Hé Oh la paix !

Hé Oh la paix !

Jeudi 28 Avril dernier, Benyamin Nétanyahou, premier ministre israélien a refusé la main tendue par la France d’organiser une conférence de relance des négociations autour du séculaire conflit israélo-palestinien.

Bien entendu, l’objectif de cette invitation de l’exécutif français semble être de consolider la place de la France sur le plan diplomatique. Cependant, à l’instar des tentatives de négociations engagées en avril 2014 par John Kerry, secrétaire d’Etat américain, il est probable que le processus de rapprochement n’aboutisse pas, si les deux parties venaient à se rencontrer.

Le statut quo, auquel les décideurs politiques occidentaux, palestiniens et israéliens sont confrontés, n’est-il pas le fruit d’un processus historique complexe tant souvent omis ?

 

Indéniablement, 
la montée des idéologies extrémistes au sein des deux camps, débouchant sur l’entrave de la reprise du processus de paix, a contribué à l’oubli des réalités historiques. Le recours systématique à la lutte armée s’est renforcé du fait de l’absence d’avancées concrètes dans les négociations et de la cécité des autorités coloniales, puis israéliennes, face à la problématique autochtone.

Si la branche armée du Fatah, al-Assifa, s’engage dès 1965 dans des actions de sabotage contre ce que Yasser Arafat nommait alors l’entité sioniste, violences et tensions régionales sont antérieures. Avant même que David Ben Gourion proclame l’indépendance de l’Etat d’Israël en avril 1948, des points de friction se manifestaient déjà. Par exemple, à la fin du XIXe siècle, de nombreux mouvements anticoloniaux naissent aux Moyen-Orient. Initialement panarabes, leurs protestations devinrent progressivement spécifiques à la Palestine. Ce processus, contemporain au détachement de la Palestine du Bilad-al-Cham, trouva son paroxysme lors du soulèvement nationaliste palestinien de 1936-1938.

Dirigé principalement par la famille du grand mufti de Jérusalem al-Husseini, le nationalisme palestinien s’est construit en réaction à l’arrivée d’immigrants juifs dès la fin du XIXe siècle. Cette vague migratoire a été d’autant plus massive que la prépondérance de l’antisémitisme en Europe justifiait la réalisation du projet mené par Théodore Herzl : le sionisme. L’absence de structures juridiques encadrant les rapports économiques et sociaux en Palestine avant 1918 a laissé libre cours à la redistribution des anciennes propriétés des notables arabes.

 

En l’espace d’un siècle, les décisions politiques contradictoires et frustrantes pour les parties en présence, ont contribué à l’émergence de deux communautés distinctes, quasiment autonomes l’une par rapport à l’autre économiquement et politiquement, aux revendications et intérêts antagonistes.

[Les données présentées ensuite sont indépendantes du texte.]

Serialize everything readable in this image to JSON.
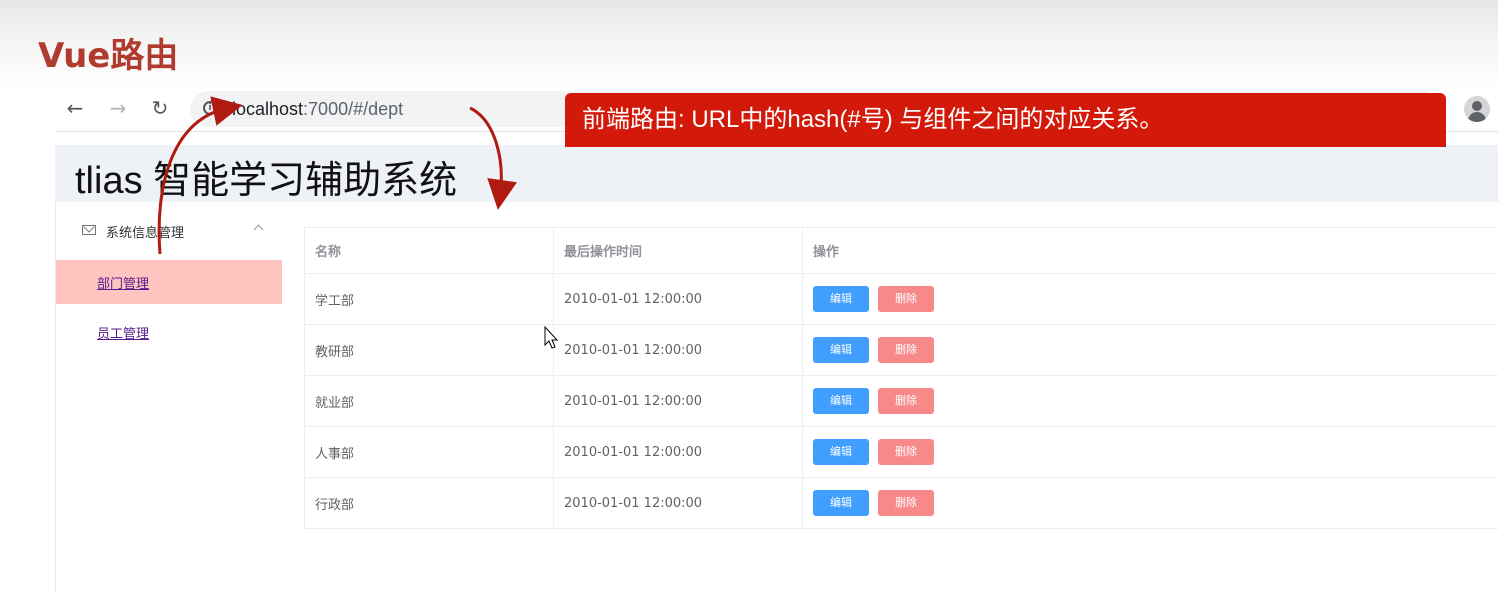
{
  "slide": {
    "title": "Vue路由"
  },
  "browser": {
    "back_icon": "arrow-left-icon",
    "forward_icon": "arrow-right-icon",
    "reload_icon": "reload-icon",
    "url_host": "localhost",
    "url_rest": ":7000/#/dept",
    "profile_icon": "person-icon"
  },
  "callout": {
    "text": "前端路由: URL中的hash(#号) 与组件之间的对应关系。",
    "color": "#d31a0a"
  },
  "app": {
    "title": "tlias 智能学习辅助系统",
    "sidebar": {
      "group_label": "系统信息管理",
      "items": [
        {
          "label": "部门管理",
          "active": true
        },
        {
          "label": "员工管理",
          "active": false
        }
      ]
    },
    "table": {
      "headers": [
        "名称",
        "最后操作时间",
        "操作"
      ],
      "rows": [
        {
          "name": "学工部",
          "time": "2010-01-01 12:00:00"
        },
        {
          "name": "教研部",
          "time": "2010-01-01 12:00:00"
        },
        {
          "name": "就业部",
          "time": "2010-01-01 12:00:00"
        },
        {
          "name": "人事部",
          "time": "2010-01-01 12:00:00"
        },
        {
          "name": "行政部",
          "time": "2010-01-01 12:00:00"
        }
      ],
      "edit_label": "编辑",
      "delete_label": "删除"
    }
  },
  "colors": {
    "accent": "#409eff",
    "danger": "#f78989",
    "active_menu": "#fec5c0",
    "title": "#b03a2e"
  }
}
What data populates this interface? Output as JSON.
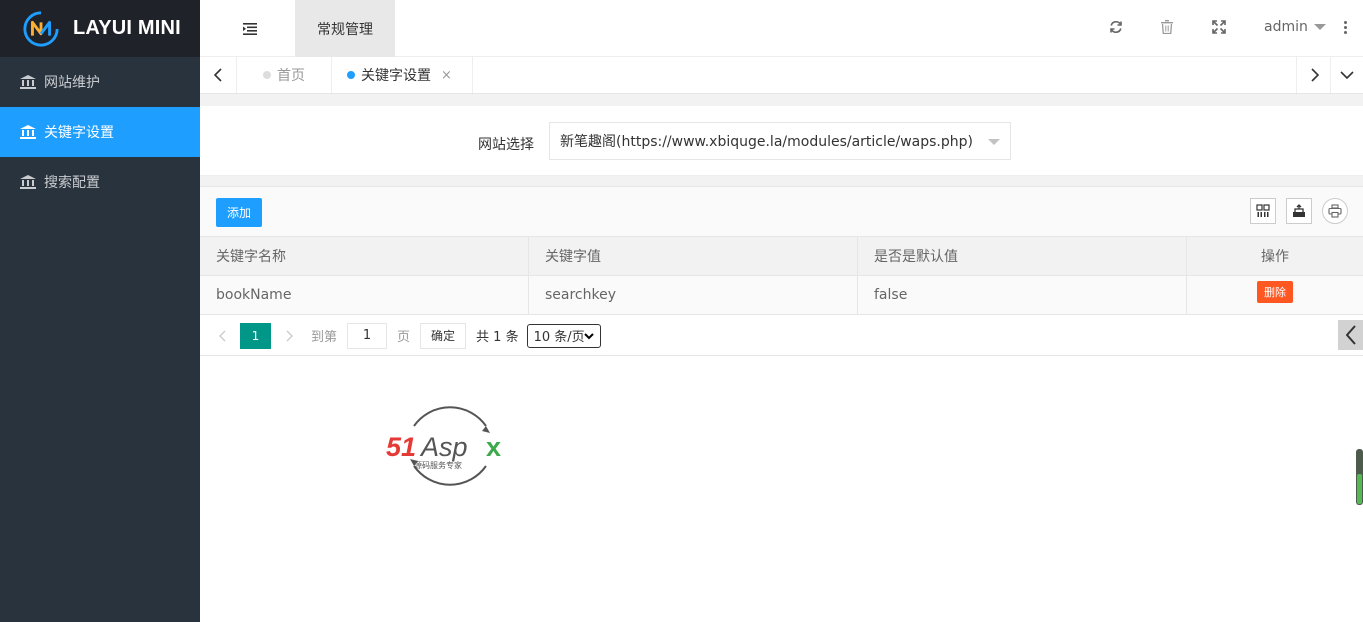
{
  "app": {
    "logo_text": "LAYUI MINI"
  },
  "sidebar": {
    "items": [
      {
        "label": "网站维护",
        "active": false
      },
      {
        "label": "关键字设置",
        "active": true
      },
      {
        "label": "搜索配置",
        "active": false
      }
    ]
  },
  "header": {
    "top_tab": "常规管理",
    "user": "admin",
    "icons": [
      "refresh-icon",
      "trash-icon",
      "fullscreen-icon",
      "more-icon"
    ]
  },
  "tabs": [
    {
      "label": "首页",
      "active": false
    },
    {
      "label": "关键字设置",
      "active": true,
      "close": "×"
    }
  ],
  "filter": {
    "label": "网站选择",
    "selected": "新笔趣阁(https://www.xbiquge.la/modules/article/waps.php)"
  },
  "toolbar": {
    "add_label": "添加",
    "tools": [
      "columns-icon",
      "export-icon",
      "print-icon"
    ]
  },
  "table": {
    "columns": [
      "关键字名称",
      "关键字值",
      "是否是默认值",
      "操作"
    ],
    "rows": [
      {
        "name": "bookName",
        "value": "searchkey",
        "is_default": "false",
        "action": "删除"
      }
    ]
  },
  "pager": {
    "current": "1",
    "goto_prefix": "到第",
    "goto_value": "1",
    "goto_suffix": "页",
    "ok_label": "确定",
    "total_text": "共 1 条",
    "limit": "10 条/页"
  },
  "watermark": {
    "brand": "51Aspx",
    "tagline": "源码服务专家"
  },
  "colors": {
    "sidebar_bg": "#28333e",
    "logo_bg": "#20222a",
    "active_blue": "#1e9fff",
    "page_green": "#009688",
    "danger": "#ff5722"
  }
}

L’oubli des réalités historiques et géopolitiques a accéléré un engrenage conflictuel où les deux camps se rejettent incessamment la faute. L’émergence d’idéologies extrémistes a accompagné cette spéciation. La naissance du Hamas en 1987, au début de la première Intifada, puis ses succès électoraux, sont les preuves de la montée de l’islam politique au sein des populations musulmanes. L’assassinat d’Itzhak Rabbin en novembre 1995 par Yigal Amir, partisan de la cause sioniste religieuse témoigne de la manifestation du radicalisme sioniste.

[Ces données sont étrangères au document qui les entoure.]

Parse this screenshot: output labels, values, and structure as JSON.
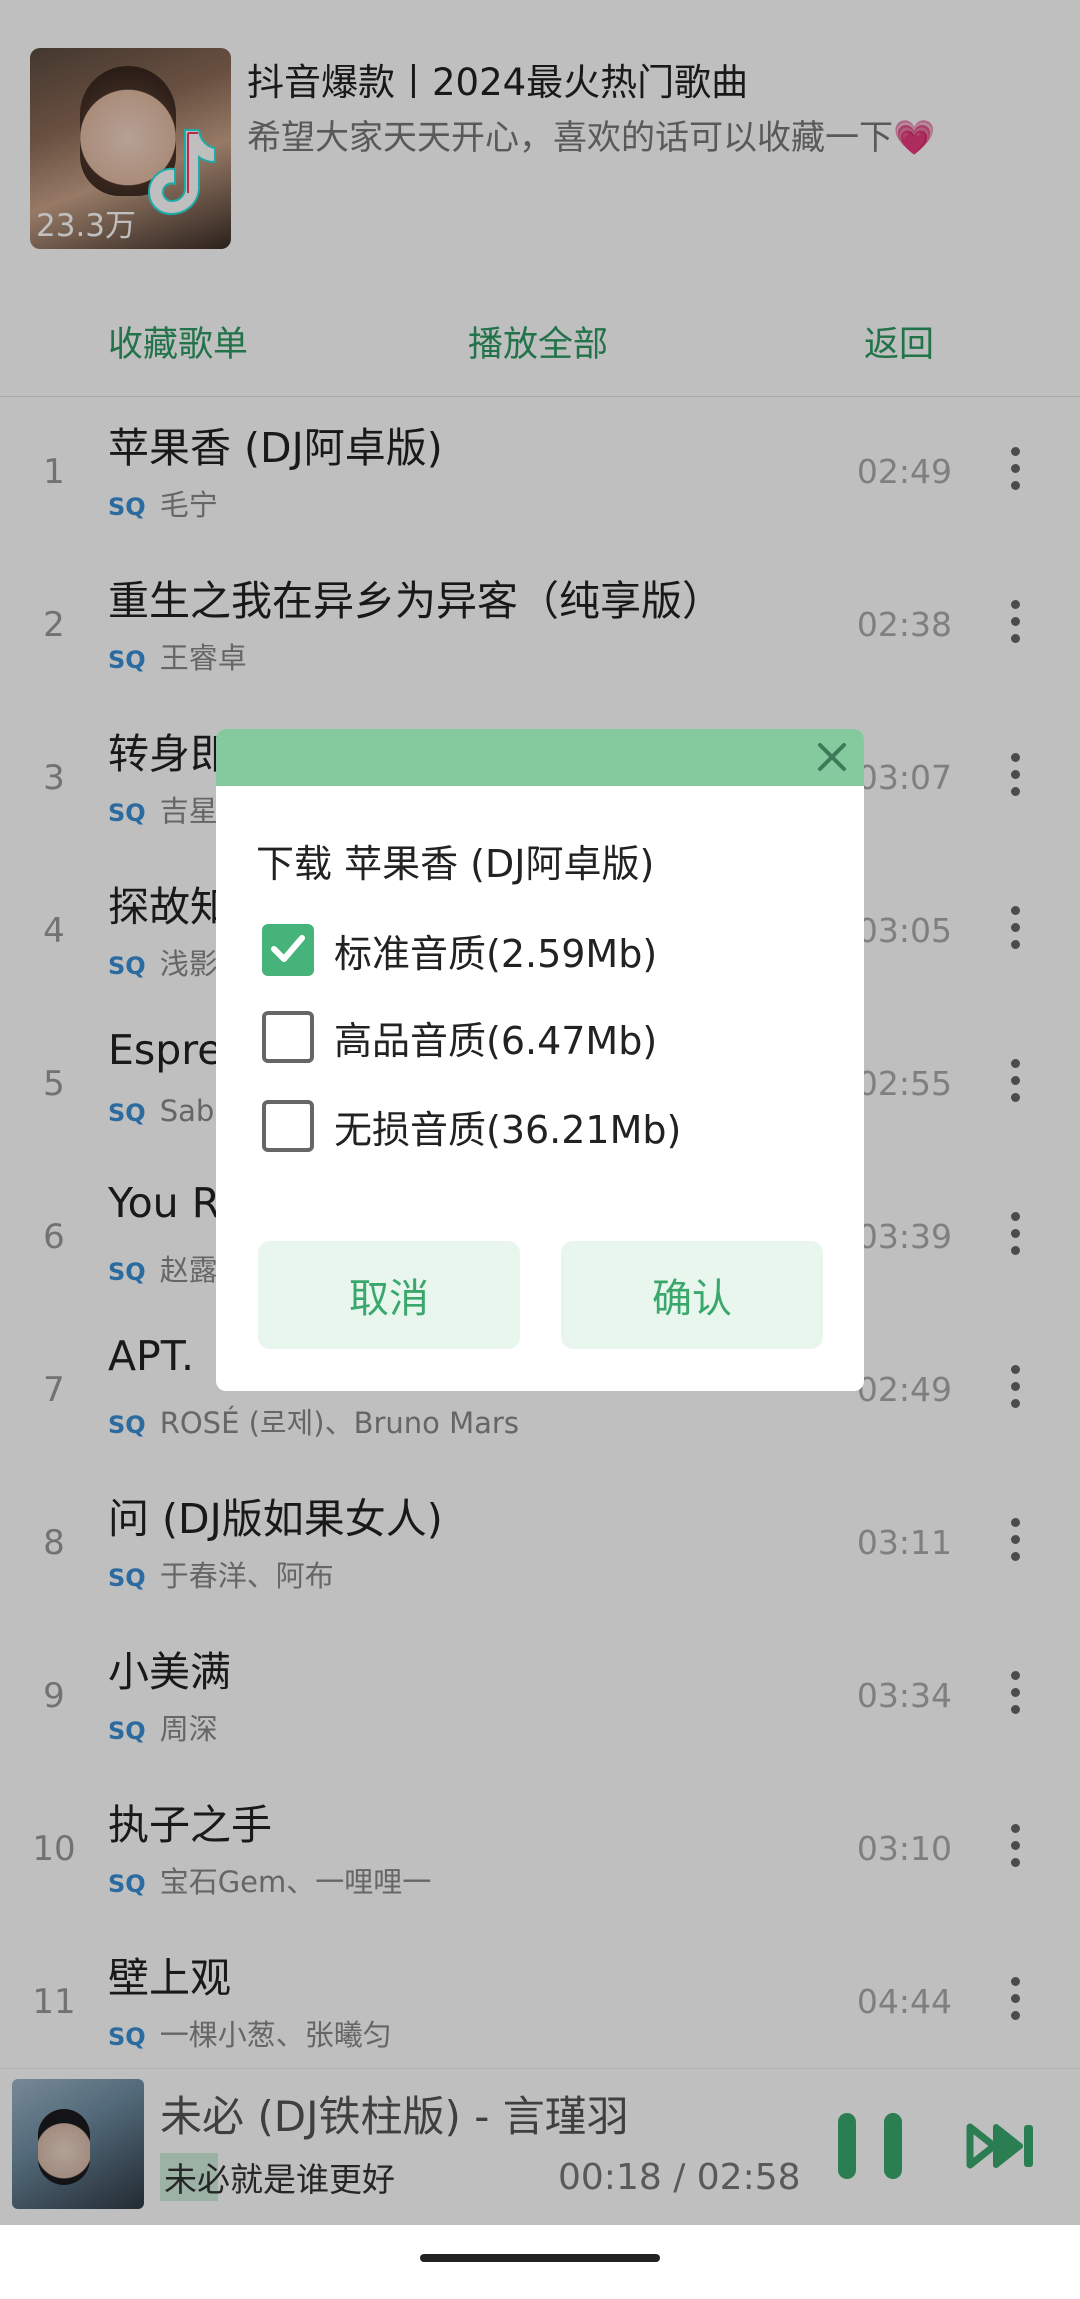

Si le gouvernement israélien proclamait ouvertement son hostilité à l’égard du peuple palestinien voire le méprisait- les propos de juin 1969 de Golda Meir l’attestent- la présence d’une force terroriste et néfaste a légitimé voire renforcé la répression jusque-là opérée. D’abord incarnée par le Fatah, la lutte armée palestinienne fut à partir des accords d’Oslo symbolisée par le Hamas, après l’abandon par Yasser Arafat du recours aux armes. Cette radicalisation s’est concrétisée en réaction à des des actes politiques israéliens forts, tels que la fermeture des universités en Cisjordanie à partir de septembre 2000. Celle-ci, puis la dissolution des conseils universitaires principalement dirigés par des sympathisants des partis islamistes ont encouragé la radicalisation des étudiants palestiniens. Paradoxalement, ce sont ces actes visant initialement à réprimer les mouvements extrémistes qui ont induit un regain de haine au sein de la population cisjordanienne .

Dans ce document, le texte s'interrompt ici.